Les carrossiers et les aménageurs de véhicules neufs doivent se conformer à une stricte réglementation prévue par le Code de la route… qui vient de faire l’objet d’une mise à jour. Revue de détails.

Réception des véhicules aménagés : une procédure aménagée

Pour mémoire, le fait de mettre en vente ou de vendre un véhicule ou un élément de véhicule sans qu’il ait fait l’objet d’une réception est puni d’une amende comprise entre 1 500 et 3 000 €. Il existe différentes sortes de réception :

  • la réception communautaire, dite réception CE, destinée à constater qu’un véhicule ou un type de véhicule, de système ou d’équipement est conforme aux prescriptions techniques exigées pour sa mise en circulation ;
  • la réception nationale, à défaut de réception CE et avant toute mise en circulation. Cette réception s’effectue soit par type à la demande du constructeur, soit à titre isolé à la demande du propriétaire ou de son représentant.

Par exception, tout véhicule carrossé individuellement peut être mis en circulation après un contrôle de conformité initial effectué par un opérateur qualifié. Les catégories de véhicules soumis à ce contrôle, les modalités de ce contrôle et les conditions de désignation des opérateurs qualifiés viennent d’être mises à jour.

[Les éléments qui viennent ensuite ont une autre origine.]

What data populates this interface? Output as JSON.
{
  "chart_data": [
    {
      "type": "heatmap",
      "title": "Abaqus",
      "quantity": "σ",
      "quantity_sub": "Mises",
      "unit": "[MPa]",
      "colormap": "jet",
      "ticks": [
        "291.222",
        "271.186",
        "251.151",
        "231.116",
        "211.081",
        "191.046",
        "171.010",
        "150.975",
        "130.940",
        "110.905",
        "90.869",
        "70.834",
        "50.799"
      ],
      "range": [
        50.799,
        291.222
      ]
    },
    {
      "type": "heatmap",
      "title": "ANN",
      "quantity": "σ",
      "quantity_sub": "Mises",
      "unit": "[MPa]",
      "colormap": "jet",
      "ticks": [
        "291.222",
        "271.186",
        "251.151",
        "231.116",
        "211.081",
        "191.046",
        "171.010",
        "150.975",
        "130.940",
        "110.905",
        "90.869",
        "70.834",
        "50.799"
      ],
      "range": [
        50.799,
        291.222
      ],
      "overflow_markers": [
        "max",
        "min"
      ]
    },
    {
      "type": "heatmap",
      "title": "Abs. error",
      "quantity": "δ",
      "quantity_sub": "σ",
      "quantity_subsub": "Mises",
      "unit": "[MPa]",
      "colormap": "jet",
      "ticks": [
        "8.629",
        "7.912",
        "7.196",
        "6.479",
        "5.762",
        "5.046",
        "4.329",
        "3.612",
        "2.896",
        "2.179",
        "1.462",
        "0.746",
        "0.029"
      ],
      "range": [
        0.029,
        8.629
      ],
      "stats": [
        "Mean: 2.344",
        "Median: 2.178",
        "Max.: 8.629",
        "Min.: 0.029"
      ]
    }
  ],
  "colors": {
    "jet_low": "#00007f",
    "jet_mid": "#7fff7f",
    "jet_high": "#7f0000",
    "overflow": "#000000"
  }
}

Ainsi, tout opérateur qualifié livrant un véhicule prêt à l’emploi, après carrossage ou aménagement, doit remettre à l’acheteur deux exemplaires, dont l’un barré d’une diagonale rouge, du procès-verbal de contrôle de conformité initial, ainsi que la preuve de la validité de sa qualification.

La nouvelle réglementation peut être consultée en totalité ici.

Elle sera applicable dès le 1er janvier 2023, sauf dérogation.